The sulfuric acid and liquid sulfur dioxide plant was commissioned in early 2012 and has an expected daily capacity of 390 MT of sulfuric acid and 73 MT of liquid sulfur dioxide. The production of sulfur dioxide – a reagent used in cobalt leaching, enables significant savings in reagent costs.

Leaching, using acidified raffinate and/or sulphuric acid, will take place in four mechanically agitated tanks operating in a series overflow cascade configuration under atmospheric conditions. A 25% W/w Sodium Metabisulphite solution will be also added to the leach tanks to facilitate the leaching of the Co3+ species by reducing the Co3+ to Co2+.

The slurry from the final leach tank will be washed, with cobalt effluent solution topped up with return dam solution, and then thickened in a series of five counter current decantation CCD thickeners. Alternate wash water will be sourced in order of preference from process water, raw water or raffinate.
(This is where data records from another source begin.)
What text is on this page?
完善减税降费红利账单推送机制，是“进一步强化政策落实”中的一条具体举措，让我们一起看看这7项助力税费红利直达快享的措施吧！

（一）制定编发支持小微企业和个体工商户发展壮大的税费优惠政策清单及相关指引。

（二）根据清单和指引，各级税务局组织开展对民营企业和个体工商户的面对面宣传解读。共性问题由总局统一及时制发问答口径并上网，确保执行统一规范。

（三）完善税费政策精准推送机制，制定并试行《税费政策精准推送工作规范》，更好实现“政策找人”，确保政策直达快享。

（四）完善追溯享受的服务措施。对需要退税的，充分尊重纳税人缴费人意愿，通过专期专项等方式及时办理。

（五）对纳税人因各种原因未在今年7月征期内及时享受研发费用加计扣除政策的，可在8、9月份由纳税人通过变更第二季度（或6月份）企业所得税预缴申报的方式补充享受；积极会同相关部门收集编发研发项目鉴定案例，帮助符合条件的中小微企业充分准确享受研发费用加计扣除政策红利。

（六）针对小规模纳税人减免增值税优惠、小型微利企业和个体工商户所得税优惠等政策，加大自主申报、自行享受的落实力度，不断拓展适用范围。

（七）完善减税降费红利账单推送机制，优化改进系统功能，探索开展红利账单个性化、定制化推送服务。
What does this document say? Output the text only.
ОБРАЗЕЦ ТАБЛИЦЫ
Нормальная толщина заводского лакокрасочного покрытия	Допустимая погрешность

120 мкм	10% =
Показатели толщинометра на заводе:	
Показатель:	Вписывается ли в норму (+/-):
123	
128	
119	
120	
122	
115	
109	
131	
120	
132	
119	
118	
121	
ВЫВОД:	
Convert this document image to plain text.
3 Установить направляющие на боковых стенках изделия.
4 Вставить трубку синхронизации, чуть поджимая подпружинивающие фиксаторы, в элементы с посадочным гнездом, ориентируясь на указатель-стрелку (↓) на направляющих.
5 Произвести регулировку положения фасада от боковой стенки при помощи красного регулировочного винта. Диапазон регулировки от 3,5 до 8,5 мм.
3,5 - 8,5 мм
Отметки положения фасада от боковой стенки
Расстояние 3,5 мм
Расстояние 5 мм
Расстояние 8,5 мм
The overflow from the first CCD thickener will be treated in a clarifier to reduce the amount of suspended solids in the pregnant leach solution (“PLS”). Overflow from the clarifier will gravitate to the PLS pond while the underflow from the final CCD thickener will be pumped to the tailings disposal tank. The clarifier underflow will be pumped back to the CCD circuit or the clarifier feed tank. Due to the need to further dilute the discharge from the final leach tank in the CCD thickeners before thickening to ensure optimum settling of solids, high rate thickeners with auto feed dilution will be incorporated into the design.

The PLS (aqueous phase) will be pumped to two extraction mixer settlers where it will be mixed with an organic solvent solution consisting of an extractant and diluent (organic phase). The solvent solution will extract the copper from the PLS producing a copper loaded organic stream (loaded organic) and a copper depleted aqueous stream (raffinate).

The loaded organic will be mixed with a solution from electrowinning (spent electrolyte) in two stripping mixer settlers where it will be stripped of the copper producing an advance electrolyte. This advance electrolyte will be filtered using dual media filters to remove entrained organic solution, to prevent ‘organic burn’ on the deposited copper. The advance electrolyte will then be heated using a heat exchanger prior to it being fed to electrowinning. The stripped solvent solution (stripped organic) will be returned to the extraction mixer settlers.

Advance electrolyte will be pumped to 16 polishing cells before being pumped to 66 commercial cells. Each cell will have 48 cathodes and 49 anodes. Copper will plate onto the cathodes by the process of electroplating. Blank stainless steel cathodes and lead anodes will be used in the cells. The spent electrolyte from the electrowinning banks will be pumped back to the strip section of solvent extraction. After the plating cycle, the cathodes will be removed from the electrowinning cells, washed in a hot water tank, the deposited copper stripped from the cathodes using a semi automatic stripping machine and the blank cathodes returned to the cells. The copper stripped from the cathodes will be the finished copper product.